La prima da percorrere è sicuramente quella di un uso delle specie selvagge che sia ‘sostenibile e durevole nel tempo, per le generazioni future’ hanno suggerito gli studiosi, auspicando un maggior coinvolgimento dei popoli autoctoni, ”più atti a gestirle”. Ciò presuppone ”il rispetto di regole piuttosto semplici di reciprocità, il rispetto della natura e degli animali, ma anche delle zone sacre che da noi equivalgono alle aree protette” ha spiegato Fromentin. Tra le proposte avanzate dagli esperti Onu c’è la lotta alla pesca illegale, la soppressione delle sovvenzioni pubbliche dannose per le specie, il sostegno alla piccola pesca, la creazione di certificazioni per lo sfruttamento delle foreste, una ridistribuzione più equa dei benefici e dei costi legati alle specie selvagge.
Tra le raccomandazioni, l’Ipbes ha insistito in particolare sulla necessità di riconoscere e sostenere diverse forme di conoscenza, in primis quella delle popolazioni indigene e delle comunità locali, finora ”troppo spesso sottoutilizzate e sottovalutate”.Lo studio in questione, stilato da 85 esperti di 50 Paesi diversi, è il frutto di 4 anni di lavoro e dell’analisi di 6.200 dati diversi da parte del Giec della biodiversità, ovvero il Gruppo di esperti intergovernativi sull’evoluzione del clima, istanza creata nel 2012 che riunisce 139 governi. Il documento è stato adottato nel corso di una sessione plenaria tenuta alla sede dell’Ipbes, a Bonn. La sua importanza e la novità risiedono nel fatto che si tratta della prima valutazione globale dell’utilizzo umano delle specie selvatiche, mentre finora si aveva soltanto una visione frammentata sulla pesca e lo sfruttamento del legno.
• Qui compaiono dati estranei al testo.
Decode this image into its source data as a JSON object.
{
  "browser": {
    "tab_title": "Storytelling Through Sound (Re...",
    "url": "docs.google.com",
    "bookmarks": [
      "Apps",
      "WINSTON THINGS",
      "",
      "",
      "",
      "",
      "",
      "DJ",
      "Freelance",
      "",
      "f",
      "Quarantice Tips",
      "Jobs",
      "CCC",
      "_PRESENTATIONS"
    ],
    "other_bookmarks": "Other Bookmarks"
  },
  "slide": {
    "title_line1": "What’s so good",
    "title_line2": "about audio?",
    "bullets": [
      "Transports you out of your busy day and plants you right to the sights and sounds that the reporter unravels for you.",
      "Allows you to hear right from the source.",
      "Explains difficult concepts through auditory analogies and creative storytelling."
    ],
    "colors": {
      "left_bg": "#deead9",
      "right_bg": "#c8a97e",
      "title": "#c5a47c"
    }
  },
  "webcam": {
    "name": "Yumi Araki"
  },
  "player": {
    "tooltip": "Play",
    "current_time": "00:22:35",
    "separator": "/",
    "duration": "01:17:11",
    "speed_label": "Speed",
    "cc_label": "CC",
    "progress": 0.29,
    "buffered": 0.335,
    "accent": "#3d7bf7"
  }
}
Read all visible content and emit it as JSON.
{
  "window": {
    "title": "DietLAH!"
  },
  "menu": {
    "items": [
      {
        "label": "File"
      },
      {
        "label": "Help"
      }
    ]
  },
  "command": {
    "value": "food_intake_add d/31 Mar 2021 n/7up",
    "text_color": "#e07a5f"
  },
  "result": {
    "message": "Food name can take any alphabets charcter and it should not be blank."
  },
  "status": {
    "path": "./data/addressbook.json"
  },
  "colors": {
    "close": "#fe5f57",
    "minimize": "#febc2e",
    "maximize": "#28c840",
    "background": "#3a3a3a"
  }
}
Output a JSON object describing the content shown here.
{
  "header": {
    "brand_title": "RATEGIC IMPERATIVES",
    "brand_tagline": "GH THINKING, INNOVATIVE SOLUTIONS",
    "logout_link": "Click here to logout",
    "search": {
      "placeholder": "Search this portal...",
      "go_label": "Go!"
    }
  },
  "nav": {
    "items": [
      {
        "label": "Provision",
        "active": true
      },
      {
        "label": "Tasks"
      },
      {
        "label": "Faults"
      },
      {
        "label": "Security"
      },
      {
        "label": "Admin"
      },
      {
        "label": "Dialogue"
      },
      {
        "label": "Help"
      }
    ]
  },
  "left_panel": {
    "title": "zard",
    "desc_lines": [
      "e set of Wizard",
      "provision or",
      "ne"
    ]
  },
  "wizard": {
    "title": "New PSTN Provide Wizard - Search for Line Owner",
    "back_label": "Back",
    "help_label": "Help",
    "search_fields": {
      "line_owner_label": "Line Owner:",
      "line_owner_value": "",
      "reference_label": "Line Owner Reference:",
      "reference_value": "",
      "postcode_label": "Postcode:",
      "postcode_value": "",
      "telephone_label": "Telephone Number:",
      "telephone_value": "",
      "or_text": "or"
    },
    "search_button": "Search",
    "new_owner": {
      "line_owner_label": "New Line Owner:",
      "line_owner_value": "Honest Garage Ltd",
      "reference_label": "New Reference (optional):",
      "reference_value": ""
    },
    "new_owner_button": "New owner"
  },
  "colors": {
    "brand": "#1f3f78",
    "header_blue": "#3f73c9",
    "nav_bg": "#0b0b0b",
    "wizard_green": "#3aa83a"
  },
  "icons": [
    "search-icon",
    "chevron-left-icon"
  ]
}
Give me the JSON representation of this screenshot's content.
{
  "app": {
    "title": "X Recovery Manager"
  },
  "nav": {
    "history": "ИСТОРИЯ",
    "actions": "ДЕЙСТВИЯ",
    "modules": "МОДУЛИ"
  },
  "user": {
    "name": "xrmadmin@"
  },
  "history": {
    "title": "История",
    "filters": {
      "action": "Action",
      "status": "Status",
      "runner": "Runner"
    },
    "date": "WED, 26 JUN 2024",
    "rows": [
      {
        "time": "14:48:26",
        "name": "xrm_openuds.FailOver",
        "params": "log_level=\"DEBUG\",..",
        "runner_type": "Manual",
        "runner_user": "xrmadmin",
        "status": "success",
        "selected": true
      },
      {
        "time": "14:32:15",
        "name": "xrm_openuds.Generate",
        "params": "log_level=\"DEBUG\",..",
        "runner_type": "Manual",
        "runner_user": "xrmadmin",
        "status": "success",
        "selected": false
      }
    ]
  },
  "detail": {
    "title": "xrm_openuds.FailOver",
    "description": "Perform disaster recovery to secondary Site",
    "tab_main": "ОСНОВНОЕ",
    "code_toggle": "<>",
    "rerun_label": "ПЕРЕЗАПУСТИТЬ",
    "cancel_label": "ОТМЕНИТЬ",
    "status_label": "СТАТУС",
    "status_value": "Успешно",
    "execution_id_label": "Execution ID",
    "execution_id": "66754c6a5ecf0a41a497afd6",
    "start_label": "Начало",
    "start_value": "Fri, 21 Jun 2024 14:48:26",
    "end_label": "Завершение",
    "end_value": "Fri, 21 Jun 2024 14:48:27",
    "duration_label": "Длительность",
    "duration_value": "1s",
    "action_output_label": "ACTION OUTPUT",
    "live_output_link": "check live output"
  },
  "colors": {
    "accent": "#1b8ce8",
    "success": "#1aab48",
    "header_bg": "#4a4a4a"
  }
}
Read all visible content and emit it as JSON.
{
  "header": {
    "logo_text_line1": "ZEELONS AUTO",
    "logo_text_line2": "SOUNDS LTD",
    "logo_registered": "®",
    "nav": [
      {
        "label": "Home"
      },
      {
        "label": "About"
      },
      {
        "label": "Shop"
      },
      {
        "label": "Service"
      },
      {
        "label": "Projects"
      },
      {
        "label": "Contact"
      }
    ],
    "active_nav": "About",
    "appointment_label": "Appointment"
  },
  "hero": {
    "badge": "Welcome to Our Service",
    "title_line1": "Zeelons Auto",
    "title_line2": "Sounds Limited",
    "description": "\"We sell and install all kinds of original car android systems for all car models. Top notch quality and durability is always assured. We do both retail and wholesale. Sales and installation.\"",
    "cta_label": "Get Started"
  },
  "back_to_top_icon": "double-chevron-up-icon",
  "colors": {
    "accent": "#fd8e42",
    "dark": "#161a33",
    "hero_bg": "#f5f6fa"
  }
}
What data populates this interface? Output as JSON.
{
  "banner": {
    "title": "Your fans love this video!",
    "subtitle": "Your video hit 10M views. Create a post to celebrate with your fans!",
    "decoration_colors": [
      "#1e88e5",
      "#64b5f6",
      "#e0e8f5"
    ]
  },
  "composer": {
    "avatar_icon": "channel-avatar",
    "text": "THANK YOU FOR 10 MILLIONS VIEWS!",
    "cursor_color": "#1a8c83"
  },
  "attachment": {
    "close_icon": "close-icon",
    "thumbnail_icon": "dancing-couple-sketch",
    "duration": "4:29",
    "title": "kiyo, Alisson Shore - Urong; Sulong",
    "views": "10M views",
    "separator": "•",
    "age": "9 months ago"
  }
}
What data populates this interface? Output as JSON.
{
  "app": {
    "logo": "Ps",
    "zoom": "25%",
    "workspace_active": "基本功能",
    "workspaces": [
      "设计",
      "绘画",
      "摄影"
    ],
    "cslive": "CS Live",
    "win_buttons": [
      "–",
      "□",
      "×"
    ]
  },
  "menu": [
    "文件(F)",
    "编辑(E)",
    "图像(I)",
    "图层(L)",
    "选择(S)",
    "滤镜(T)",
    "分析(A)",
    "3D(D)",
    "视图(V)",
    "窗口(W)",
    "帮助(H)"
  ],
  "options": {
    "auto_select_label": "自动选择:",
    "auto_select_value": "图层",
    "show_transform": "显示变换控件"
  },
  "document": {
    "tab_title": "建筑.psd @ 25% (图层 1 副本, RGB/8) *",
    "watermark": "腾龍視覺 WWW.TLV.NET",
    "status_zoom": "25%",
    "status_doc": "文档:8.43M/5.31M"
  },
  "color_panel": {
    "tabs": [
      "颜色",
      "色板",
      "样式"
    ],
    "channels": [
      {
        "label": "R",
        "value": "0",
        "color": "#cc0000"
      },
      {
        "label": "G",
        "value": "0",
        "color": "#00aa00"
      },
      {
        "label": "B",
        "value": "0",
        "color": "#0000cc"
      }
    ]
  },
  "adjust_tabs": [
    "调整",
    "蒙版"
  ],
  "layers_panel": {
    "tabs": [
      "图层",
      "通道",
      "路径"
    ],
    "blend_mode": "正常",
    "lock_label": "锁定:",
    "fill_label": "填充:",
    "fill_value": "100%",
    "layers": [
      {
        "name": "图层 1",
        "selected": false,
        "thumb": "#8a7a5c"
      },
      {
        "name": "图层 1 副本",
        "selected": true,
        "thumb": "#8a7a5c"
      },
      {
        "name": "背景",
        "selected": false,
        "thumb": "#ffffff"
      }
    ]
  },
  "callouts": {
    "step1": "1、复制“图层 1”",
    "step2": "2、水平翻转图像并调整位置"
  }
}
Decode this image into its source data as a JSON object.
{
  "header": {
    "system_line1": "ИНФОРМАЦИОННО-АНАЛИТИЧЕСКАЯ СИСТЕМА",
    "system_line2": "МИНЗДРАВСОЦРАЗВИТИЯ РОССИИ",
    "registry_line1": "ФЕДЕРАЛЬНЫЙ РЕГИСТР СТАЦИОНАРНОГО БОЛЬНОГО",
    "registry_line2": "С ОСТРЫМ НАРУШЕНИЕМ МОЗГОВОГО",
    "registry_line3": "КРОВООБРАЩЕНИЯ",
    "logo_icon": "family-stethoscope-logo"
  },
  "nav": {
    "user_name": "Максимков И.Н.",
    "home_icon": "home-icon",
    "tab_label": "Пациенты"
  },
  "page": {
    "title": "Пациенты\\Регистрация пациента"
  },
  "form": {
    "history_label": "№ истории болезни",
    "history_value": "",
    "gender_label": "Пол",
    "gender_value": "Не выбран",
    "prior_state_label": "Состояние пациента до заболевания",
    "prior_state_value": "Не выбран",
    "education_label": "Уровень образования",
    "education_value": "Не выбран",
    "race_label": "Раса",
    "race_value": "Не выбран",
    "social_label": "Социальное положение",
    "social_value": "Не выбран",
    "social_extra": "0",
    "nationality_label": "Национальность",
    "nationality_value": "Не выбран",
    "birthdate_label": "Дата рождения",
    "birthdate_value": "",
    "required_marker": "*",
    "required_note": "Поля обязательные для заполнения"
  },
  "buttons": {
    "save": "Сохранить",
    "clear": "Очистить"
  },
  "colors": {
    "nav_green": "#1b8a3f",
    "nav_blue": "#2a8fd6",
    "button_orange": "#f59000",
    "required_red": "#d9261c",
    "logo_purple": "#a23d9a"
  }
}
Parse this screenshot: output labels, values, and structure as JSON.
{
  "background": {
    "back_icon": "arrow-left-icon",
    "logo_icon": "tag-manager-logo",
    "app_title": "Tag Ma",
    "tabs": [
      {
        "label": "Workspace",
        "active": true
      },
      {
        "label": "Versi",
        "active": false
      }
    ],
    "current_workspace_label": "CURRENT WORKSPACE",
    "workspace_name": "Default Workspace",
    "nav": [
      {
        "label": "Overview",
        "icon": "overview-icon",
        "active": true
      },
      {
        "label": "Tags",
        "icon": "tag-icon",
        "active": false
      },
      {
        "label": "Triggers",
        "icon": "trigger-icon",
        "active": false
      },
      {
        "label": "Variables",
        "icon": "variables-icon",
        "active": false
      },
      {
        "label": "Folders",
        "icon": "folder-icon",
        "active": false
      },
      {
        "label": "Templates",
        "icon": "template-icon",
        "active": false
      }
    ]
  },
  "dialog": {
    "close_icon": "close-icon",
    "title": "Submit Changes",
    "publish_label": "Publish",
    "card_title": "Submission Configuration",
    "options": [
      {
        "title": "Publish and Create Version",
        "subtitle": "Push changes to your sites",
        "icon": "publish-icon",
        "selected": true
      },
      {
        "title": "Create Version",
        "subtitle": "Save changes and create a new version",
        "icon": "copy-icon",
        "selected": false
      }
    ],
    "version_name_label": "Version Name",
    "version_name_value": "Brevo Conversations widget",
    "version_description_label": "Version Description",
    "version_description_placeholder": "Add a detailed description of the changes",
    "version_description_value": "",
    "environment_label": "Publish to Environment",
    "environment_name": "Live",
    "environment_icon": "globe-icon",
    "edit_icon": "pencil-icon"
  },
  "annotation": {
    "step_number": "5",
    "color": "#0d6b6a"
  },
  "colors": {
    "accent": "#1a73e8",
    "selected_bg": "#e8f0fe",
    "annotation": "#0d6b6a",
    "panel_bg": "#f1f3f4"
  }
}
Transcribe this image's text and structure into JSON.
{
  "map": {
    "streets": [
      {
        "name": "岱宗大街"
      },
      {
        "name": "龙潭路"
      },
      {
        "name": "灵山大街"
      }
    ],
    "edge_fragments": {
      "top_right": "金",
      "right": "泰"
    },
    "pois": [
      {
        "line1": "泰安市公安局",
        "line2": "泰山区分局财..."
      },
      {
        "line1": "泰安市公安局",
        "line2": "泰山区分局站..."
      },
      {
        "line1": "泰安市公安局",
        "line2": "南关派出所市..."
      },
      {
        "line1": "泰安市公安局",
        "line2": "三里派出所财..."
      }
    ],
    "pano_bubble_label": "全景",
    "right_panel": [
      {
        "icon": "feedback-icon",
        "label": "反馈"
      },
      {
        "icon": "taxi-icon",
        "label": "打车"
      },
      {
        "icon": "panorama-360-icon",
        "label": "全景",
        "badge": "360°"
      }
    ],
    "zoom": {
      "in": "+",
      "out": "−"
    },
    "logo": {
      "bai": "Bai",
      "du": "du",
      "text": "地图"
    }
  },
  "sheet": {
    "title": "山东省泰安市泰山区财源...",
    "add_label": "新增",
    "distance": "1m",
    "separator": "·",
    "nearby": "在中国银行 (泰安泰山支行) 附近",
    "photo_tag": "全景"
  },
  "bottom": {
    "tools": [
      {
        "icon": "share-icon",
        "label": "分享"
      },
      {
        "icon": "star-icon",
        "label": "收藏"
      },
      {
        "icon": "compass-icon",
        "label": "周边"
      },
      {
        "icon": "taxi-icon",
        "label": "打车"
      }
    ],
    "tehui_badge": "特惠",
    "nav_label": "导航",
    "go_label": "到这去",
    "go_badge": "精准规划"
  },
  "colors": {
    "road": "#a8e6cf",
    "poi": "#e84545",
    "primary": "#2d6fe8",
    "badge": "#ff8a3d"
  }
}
Sulla Terra il numero di specie viventi viene stimato tra 8 e 10 milioni, di cui poco più di 2 milioni sono già state descritte. Gli insetti rappresentano i tre quarti delle specie conosciute. In futuro, è concreto il rischio che tali specie siano sottoposte ad ulteriori pressioni, a cominciare dalla crescita demografica che aumenterà il consumo di cibo. Secondo l’Onu saranno cruciali per il futuro di tutte le specie due prossimi appuntamenti internazionali: la Convenzione sul commercio internazionale delle specie di fauna e flora selvatici minacciate di estinzione (Cites), che si terrà a Panama a novembre, e la COP15 sulla biodiversità in agenda in Canada. Con due anni di ritardo a causa delle pandemia di Covid, la comunità internazionale è chiamata insomma ad adottare un nuovo assetto mondiale per porre fine all’erosione della biodiversità entro il 2030.